[Corpora-List] What proportion of letter ngrams occur in English?

Mon Feb 2 13:55:21 UTC 2004

To answer this question I used an unreleased version of kfNgram to find
all 2- and 3-chargrams in "words" occurring 15 or more times in the BNC,
where word is defined as "sequence of alphabetic characters". There
are:
  648 2-chargrams
  7,781 3-chargrams

Many of the combinations probably do not reflect "legal" English
sequences, as there are abbreviations and foreign words in the corpus.

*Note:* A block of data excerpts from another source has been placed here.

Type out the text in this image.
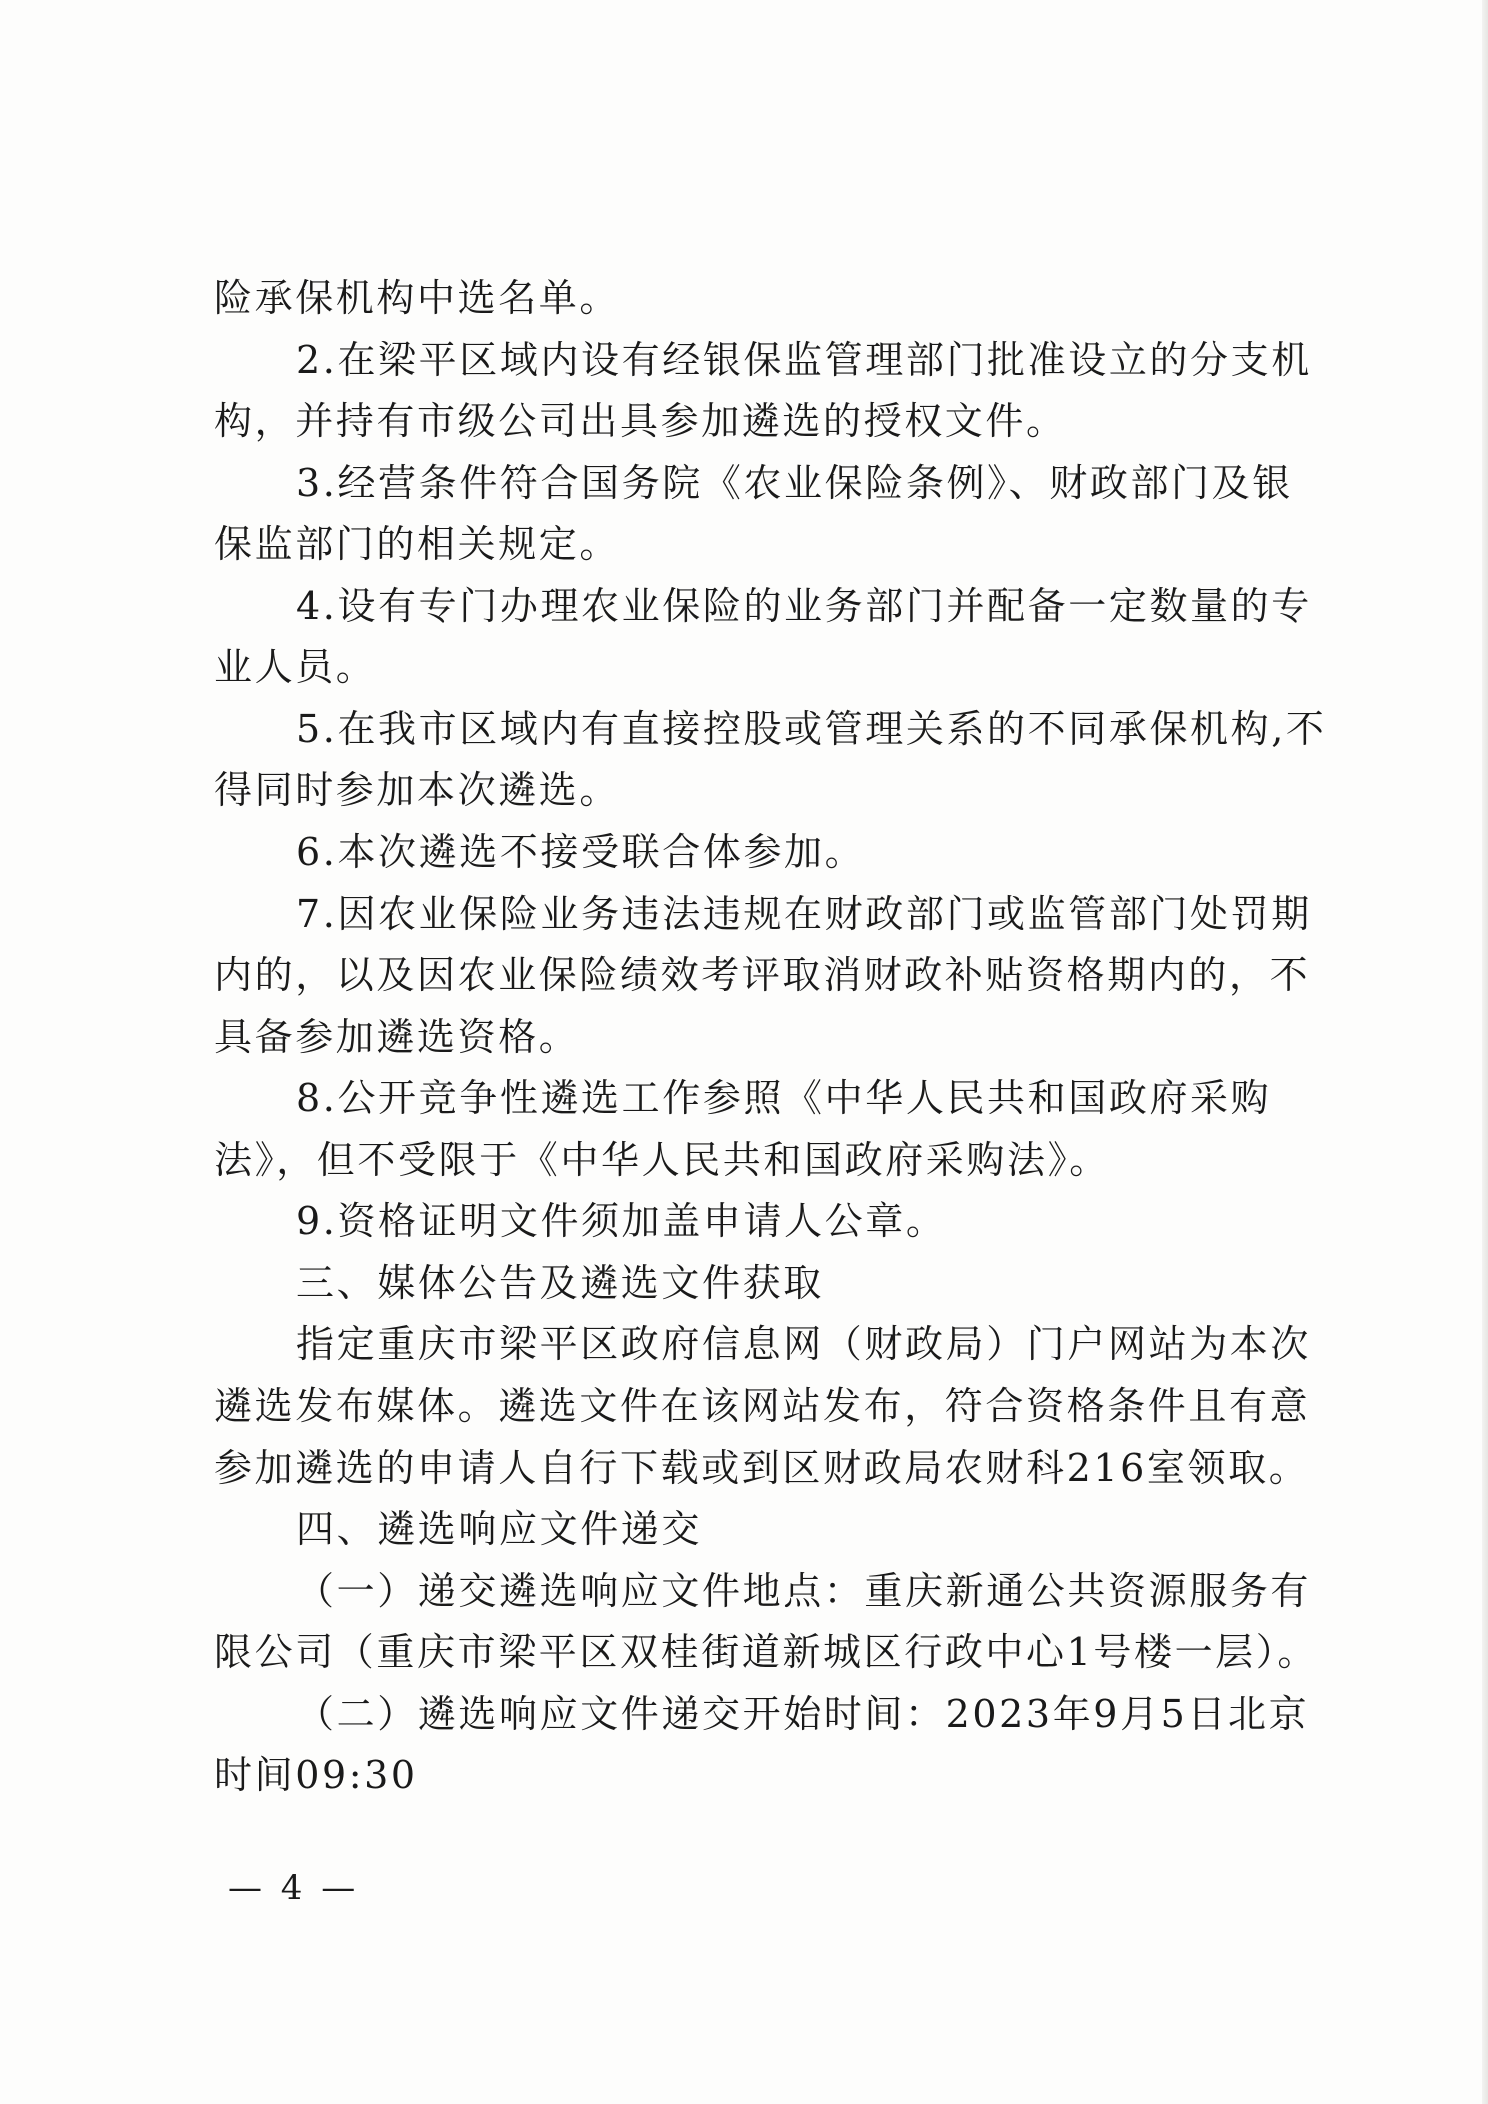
险承保机构中选名单。
2.在梁平区域内设有经银保监管理部门批准设立的分支机
构，并持有市级公司出具参加遴选的授权文件。
3.经营条件符合国务院《农业保险条例》、财政部门及银
保监部门的相关规定。
4.设有专门办理农业保险的业务部门并配备一定数量的专
业人员。
5.在我市区域内有直接控股或管理关系的不同承保机构,不
得同时参加本次遴选。
6.本次遴选不接受联合体参加。
7.因农业保险业务违法违规在财政部门或监管部门处罚期
内的，以及因农业保险绩效考评取消财政补贴资格期内的，不
具备参加遴选资格。
8.公开竞争性遴选工作参照《中华人民共和国政府采购
法》，但不受限于《中华人民共和国政府采购法》。
9.资格证明文件须加盖申请人公章。
三、媒体公告及遴选文件获取
指定重庆市梁平区政府信息网（财政局）门户网站为本次
遴选发布媒体。遴选文件在该网站发布，符合资格条件且有意
参加遴选的申请人自行下载或到区财政局农财科216室领取。
四、遴选响应文件递交
（一）递交遴选响应文件地点：重庆新通公共资源服务有
限公司（重庆市梁平区双桂街道新城区行政中心1号楼一层）。
（二）遴选响应文件递交开始时间：2023年9月5日北京
时间09:30
— 4 —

To help determine which sequences are most common (and thus most
English) I have made lists sorted by descending frequency as well as
alphabetically, with data on frequency in types and in tokens. Put a
cutoff point where you wish.  The lists are available in a zip archive
on both my sites:
Phrases in English
   http://pie.usna.edu/BNCCharGrams.zip

KWiCFinder
   http://kwicfinder.com/BNCCharGrams.zip

Sorry you had to wait years for an answer to the easy part of your
query, Bruce!  I look forward to your analysis of the data.

Bill Fletcher

AssocProf William H. Fletcher
Language Studies Department
United States Naval Academy
Annapolis MD 21402 5030

410-293-6362 [voice]
410-293-2729 [fax]
Department
   http://usna.edu/LangStudy/
Phrases in English
   http://pie.usna.edu/
KWiCFinder
   http://kwicfinder.com/

>>> "Bruce L. Lambert, Ph.D." <lambertb at uic.edu> 1/23/2004 4:15:12 PM
>>>
I am revisiting an issue I brought up to this list several years ago,
that
is, how many legal/pronounceable strings can be generated from a fixed

alphabet for a string of a given length. For example, in the U.S., the

average drug name is 8 characters long. Given an alphabet of 26 letters
and
8 sequential positions in the string, there are 26^8 possible strings.
What
proportion of these would actually be legal, pronounceable strings in
English? It strikes me that, because of the strong sequential
constraints
on English orthography (and phonology), that the pronounceable set is
much,
much, much smaller than the entire set of possible strings. But can we

quantify this?

A related question: Of the 676 letter bigrams that can be constructed
from
a 26 letter alphabet, how many actually occur in English? Of the 17576

letter trigrams that can be constructed from the English alphabet, how
many
actually occur?

Is there a list of "legal" letter ngrams and/or phoneme ngrams? How can
I
learn more about these sequential constraints?

-bruce